The death of Fidel Castro has been met with varying reactions, including condolences to the fallen Cuban leader’s family by former President Jimmy Carter and President Barack Obama.
For some, like Dr. Benjamin Chavis, the president and CEO of the National Newspaper Publishers Association, remembrance of Castro’s reign will always include his support of the imprisoned Nelson Mandela.
Chavis vividly recalled the Cuban leader’s fearless intervention against Apartheid South Africa.
“Fidel Castro’s unprecedented contribution to liberate humanity from imperialism will live forever,” Chavis said on Sunday.
A lifelong and dedicated civil rights activist, Chavis knew first-hand the battles of Apartheid and what Castro did to assist the oppressed in South Africa. Chavis recalled the time he spent shoulder-to-shoulder with Cuban and African troops as they fought against the oppressive South African government during the 1988 “Battle of Cuito Cuanavale.”
In the 1980s, the frontline African nations that bordered South Africa were periodically being militarily violated with the brutal violence and repression that became routine of the Apartheid regime, said Chavis who first wrote about his experience three years ago, in a column published by the L.A. Watts Times.
South African military attacks directly on the African National Congress (ANC) inside South Africa and in Angola, South West Africa and in other areas of southern Africa had escalated.
South Africa invaded South West Africa – which is now Namibia – and the Republic of Angola.
“Castro urgently dispatched more than three hundred thousand Cuban soldiers to Angola over several years to help stop and to eventually defeat the South Africa military on the ground in Angola in 1988,” Chavis said, noting that, by contrast, U.S. President Ronald Reagan tacitly supported Apartheid South Africa and tried unsuccessfully to have a “constructive engagement” with Apartheid under the guise of preventing communism in southern Africa.
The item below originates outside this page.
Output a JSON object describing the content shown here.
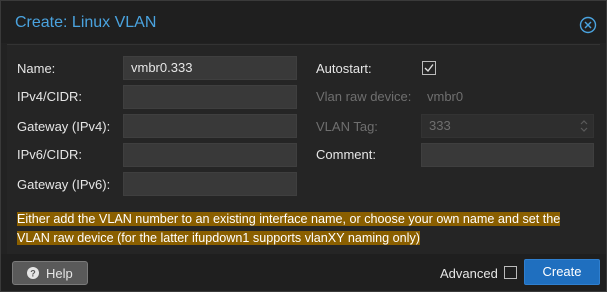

Chavis traveled to Angola in 1988 on more than one occasion to witness how Cuba was helping the MLPA (Popular Movement for the Liberation of Angola) in Angola and the ANC as well as SWAPO (South West Africa Peoples Organization).
“I visited the battleground area in the aftermath of the Battle of Cuito Cuanavale that took place during a six-month period from the end of 1987 to the spring of 1988,” he said, noting that that battle was the largest, single armed conventional warfare on African soil since World War II. “I went down into the foxholes with Cubans, Angolans, Namibians and native South Africans, all fighting together heroically to liberate southern Africa from oppression, colonialism and imperialism.”
“One of the key commanders of all the Cuban troops in southern Africa was Raul Castro Ruz, Castro’s younger brother,” he said.
In a statement issued this weekend, the Nelson Mandela Foundation noted its sympathies for the government and people of Cuba in the wake of Castro’s death, calling him “The revolutionary father of the South American country.”
“On behalf of our Chairman, Trustees and Staff, the Nelson Mandela Foundation would like to send our deepest condolences to the people and government of Cuba on the passing of Fidel Castro,” Foundation officials said.